高校卒業、大学進学を期にこの部屋を巣立った彼は盆暮れ正月に一日二日帰省すれば良い方で、ここ数年は仕事の忙しさを理由に殆どここに足を踏み入れていないと聞いたのは、私が今回祖父母宅に来た初日の事だった。

帰って来ても地元の友人と飲み歩いては寝に帰って来て、バタバタと自宅に戻る事が多いという事で、高校まで使っていた私物の多くは自宅に運ばれる事もなく残されたままだということ。

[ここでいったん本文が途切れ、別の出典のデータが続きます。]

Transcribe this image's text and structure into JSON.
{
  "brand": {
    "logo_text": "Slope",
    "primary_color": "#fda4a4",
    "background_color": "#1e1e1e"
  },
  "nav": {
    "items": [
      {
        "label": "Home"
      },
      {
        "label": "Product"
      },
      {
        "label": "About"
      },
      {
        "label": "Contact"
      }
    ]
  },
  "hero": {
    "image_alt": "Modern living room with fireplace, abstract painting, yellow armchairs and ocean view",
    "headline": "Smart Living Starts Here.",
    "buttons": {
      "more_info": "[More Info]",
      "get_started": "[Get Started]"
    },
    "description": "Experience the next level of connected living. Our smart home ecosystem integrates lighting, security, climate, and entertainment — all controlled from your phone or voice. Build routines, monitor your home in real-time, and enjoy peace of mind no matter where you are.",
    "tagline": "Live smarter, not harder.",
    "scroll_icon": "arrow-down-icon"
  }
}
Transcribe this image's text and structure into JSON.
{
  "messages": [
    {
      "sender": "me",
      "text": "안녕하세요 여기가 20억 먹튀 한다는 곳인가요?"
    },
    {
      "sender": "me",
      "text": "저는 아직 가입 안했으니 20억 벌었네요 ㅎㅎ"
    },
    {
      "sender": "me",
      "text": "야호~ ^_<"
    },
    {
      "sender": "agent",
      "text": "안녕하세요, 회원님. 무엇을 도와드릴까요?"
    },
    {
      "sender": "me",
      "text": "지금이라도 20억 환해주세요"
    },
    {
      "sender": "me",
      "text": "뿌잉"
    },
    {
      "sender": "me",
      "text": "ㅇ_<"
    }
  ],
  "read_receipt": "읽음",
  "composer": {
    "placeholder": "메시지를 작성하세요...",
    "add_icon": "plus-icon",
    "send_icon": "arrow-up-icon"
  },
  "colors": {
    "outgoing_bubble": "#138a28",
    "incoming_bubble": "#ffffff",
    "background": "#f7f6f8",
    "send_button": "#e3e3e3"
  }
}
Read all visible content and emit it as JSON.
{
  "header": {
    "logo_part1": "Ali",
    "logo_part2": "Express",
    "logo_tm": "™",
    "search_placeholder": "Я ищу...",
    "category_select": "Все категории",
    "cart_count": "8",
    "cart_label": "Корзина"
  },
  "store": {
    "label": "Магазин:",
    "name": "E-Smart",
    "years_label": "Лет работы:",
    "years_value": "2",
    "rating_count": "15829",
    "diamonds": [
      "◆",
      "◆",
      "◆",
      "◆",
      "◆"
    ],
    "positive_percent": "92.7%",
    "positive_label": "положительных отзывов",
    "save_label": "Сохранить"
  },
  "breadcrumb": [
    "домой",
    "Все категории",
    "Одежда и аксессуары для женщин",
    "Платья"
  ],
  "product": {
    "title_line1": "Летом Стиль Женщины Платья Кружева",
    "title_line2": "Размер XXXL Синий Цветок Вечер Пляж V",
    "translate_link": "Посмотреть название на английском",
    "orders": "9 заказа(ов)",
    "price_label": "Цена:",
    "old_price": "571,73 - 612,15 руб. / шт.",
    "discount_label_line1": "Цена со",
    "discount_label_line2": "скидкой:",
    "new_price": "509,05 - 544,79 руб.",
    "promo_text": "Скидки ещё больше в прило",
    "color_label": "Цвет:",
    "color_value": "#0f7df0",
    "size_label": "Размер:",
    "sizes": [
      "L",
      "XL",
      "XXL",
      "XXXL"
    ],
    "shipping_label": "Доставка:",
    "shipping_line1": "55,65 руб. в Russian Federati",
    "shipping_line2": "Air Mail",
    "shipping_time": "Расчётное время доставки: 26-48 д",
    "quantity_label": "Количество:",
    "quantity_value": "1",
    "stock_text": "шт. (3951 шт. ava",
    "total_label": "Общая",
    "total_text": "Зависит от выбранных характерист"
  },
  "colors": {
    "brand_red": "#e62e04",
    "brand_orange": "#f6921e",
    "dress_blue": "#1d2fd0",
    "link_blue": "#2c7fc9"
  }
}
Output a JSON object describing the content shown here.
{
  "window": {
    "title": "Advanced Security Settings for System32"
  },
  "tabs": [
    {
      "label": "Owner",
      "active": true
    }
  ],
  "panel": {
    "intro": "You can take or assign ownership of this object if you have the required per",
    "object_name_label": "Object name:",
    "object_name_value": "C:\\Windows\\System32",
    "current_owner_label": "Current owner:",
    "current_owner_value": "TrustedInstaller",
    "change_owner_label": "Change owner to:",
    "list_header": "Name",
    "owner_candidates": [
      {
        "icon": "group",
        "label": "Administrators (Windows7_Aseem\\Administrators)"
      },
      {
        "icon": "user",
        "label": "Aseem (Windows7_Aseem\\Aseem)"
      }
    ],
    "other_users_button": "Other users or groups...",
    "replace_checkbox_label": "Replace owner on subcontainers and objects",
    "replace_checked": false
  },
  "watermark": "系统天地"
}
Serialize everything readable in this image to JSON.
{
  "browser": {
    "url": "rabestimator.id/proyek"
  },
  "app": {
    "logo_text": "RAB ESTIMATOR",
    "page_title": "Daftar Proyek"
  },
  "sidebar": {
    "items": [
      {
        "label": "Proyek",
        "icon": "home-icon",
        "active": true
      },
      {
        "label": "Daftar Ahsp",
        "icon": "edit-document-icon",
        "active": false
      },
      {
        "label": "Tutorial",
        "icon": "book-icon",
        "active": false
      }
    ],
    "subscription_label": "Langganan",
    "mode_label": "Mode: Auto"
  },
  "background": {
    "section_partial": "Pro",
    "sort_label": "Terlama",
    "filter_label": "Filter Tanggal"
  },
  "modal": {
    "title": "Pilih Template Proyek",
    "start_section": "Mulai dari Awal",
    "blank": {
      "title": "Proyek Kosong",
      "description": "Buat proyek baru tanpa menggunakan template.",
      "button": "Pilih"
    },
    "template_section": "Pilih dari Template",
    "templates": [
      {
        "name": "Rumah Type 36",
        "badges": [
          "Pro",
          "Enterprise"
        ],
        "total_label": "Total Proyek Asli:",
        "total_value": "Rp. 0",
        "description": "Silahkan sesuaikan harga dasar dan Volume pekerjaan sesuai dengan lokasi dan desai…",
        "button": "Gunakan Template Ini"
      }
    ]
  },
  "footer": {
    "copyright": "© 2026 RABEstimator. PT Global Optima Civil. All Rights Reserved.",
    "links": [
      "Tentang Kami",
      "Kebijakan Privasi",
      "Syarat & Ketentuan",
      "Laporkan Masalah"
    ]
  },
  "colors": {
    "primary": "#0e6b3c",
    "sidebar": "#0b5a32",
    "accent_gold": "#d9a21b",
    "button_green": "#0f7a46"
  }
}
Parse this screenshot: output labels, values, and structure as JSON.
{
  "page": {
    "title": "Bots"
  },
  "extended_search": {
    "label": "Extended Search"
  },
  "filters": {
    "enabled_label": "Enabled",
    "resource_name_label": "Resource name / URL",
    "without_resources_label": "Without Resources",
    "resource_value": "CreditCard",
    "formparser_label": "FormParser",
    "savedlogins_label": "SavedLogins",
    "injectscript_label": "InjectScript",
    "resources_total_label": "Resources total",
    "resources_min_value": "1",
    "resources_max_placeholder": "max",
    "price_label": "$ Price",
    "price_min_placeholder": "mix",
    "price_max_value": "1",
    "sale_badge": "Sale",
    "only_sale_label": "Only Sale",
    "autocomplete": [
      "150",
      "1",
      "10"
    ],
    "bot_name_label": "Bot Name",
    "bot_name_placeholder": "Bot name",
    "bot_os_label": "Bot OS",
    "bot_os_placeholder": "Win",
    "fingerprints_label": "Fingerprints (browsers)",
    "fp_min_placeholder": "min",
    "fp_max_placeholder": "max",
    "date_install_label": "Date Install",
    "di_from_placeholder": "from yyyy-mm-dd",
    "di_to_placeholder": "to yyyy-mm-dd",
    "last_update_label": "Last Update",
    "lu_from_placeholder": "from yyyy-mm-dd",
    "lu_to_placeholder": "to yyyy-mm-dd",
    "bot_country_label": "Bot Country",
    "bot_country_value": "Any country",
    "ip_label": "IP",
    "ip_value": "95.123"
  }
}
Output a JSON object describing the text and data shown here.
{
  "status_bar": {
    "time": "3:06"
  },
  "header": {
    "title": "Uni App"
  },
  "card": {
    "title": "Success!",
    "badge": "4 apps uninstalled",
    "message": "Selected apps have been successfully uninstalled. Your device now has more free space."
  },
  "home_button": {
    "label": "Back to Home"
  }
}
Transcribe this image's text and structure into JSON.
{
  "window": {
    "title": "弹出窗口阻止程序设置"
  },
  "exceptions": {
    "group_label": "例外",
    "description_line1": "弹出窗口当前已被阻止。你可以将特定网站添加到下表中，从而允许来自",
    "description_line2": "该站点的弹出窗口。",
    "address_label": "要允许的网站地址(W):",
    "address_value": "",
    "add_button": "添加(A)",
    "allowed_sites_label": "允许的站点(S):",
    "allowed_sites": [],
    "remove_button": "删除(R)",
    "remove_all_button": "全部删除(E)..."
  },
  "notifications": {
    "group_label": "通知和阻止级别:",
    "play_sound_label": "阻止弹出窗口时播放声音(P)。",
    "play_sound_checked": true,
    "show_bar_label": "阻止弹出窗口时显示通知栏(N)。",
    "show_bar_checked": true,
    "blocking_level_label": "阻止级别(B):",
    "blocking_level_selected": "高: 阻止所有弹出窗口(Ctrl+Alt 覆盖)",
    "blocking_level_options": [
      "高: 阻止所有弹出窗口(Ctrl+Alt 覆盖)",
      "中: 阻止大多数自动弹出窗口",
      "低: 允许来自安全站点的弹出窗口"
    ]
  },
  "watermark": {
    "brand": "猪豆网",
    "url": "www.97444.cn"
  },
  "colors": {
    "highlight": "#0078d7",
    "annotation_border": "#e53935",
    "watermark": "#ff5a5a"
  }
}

つまり、この部屋はこうちゃんが高校当時のまま。男子高生の部屋と言っても過言はない状態で、十年と少し時を止めたままだという話らしい。

遊びに行くのは女友達ばかりで、男子の部屋など行ったことがあるのは小学生の時に友達に誘われて同級生の部屋にゲームをしに行っただけという物悲しい思い出しかない私。

にわかに緊張を覚えながら、お邪魔します、と無人の部屋に声をかけ、そうっとドアノブに手をかけた。

暇潰しにはなると思うよ。そう言った祖母の言うとおり、その部屋には多数のお宝が眠っていたのだった。


「うわわわ、わあー…」


小学生の頃にアニメで見た原作の漫画がずらりと並ぶ本棚に、世代の差を感じさせるような色褪せたゲーム機本体。

手にした事もなかったそれは親世代とも私世代ともまた違う、CM位は見たことがあるなあ、なんてぼんやりと思う、現行のゲーム機のシリーズ初代であろう灰色のボディ。

ぼろぼろの攻略本が本棚の隅に幾つか並んでいて、きっと小学生や中学生当時のこうちゃんが何度も読んだのだろうなと想像を巡らせる。破かれたカバーをテープで補修してあったり、そもそもカバーが存在していなかったり。

こうちゃん世代の人ならノスタルジックに浸りそうな空間が存在していた。


「知ってるの…ないなあ…」


漫画は自宅に戻っても漫喫に行けば読めそうだけど、ゲームは友達でも持ってる人居ないかも。

だったらゲームやってみたいな、と思った私は、ぐるりとラインナップを見渡した。

しかし私がプレイしたことのあるゲームと言えば、世界一有名な配管工がハンドルを握ってレースしたりする物位で、ちょっとゲーム好きな友人宅に行った時に乙女向けなゲームをする様を後ろできゃあきゃあ言いながら見ているのが関の山だった。あの手のタイトルがこの部屋にあったとしたら正直こうちゃんの趣味を疑うところだったので、知らないゲームばかりと言うのはかえって良かったのかもしれない。


「…あ、これは。知ってる…かも?」


幾つかあるゲームの中で、知識でしか知らない古いゲーム機のソフトが並べられた箱を物色する。比較的新しい方はホラー系のものばかりで、それはちょっとゲーム初心者な私には難しそうだなと思ったからだ。

そうして漁っていた歴史あるソフトの中に一つ、タイトルだけは聞いたことのある物を見付けた。

ブレイブ伝説Ⅲと銘打たれたそれ。勇者伝説再び、の文字が厳めしい。

確か最近にはオンラインで遊べるようになったこれの新作が出ていたと思う。ナンバリングがどこまで行ったのか覚えていない程度には興味がなかったけれど、こう暇となれば話は別だ。

シリーズいっぱい出てるし、まあ面白いんだろうな。

ちらりと見た本棚にはこのブレイブ伝説Ⅲの攻略本もあったので、これにしよう、と軽い気持ちで本体を引っ張り出し、こうちゃんの部屋に鎮座ましましている妙に分厚いテレビにコードを差し込む。

アンテナ繋いでないからゲーム専用だからね、と祖母に言われていたが充分だ。見たいテレビも特にない。

そうして私はブレイブ伝説Ⅲとやらをがちゃりと本体に押し込んだ。電源をかちりとオンに合わせると、じゃかじゃん、なんてちゃちな起動音が流れる。


「…うわ、これ私が産まれる前のゲームじゃん」


何だか壮大なオープニングが流れて、それを見守っていると上から緩やかにゲームタイトルが降りてくる。一番下に西暦が書かれていたけれど、多分あれはこのゲームの発売された年なのだろう。

薄っぺらいコントローラーを握り込む。私の世界を救う旅が今始まろうとしていた。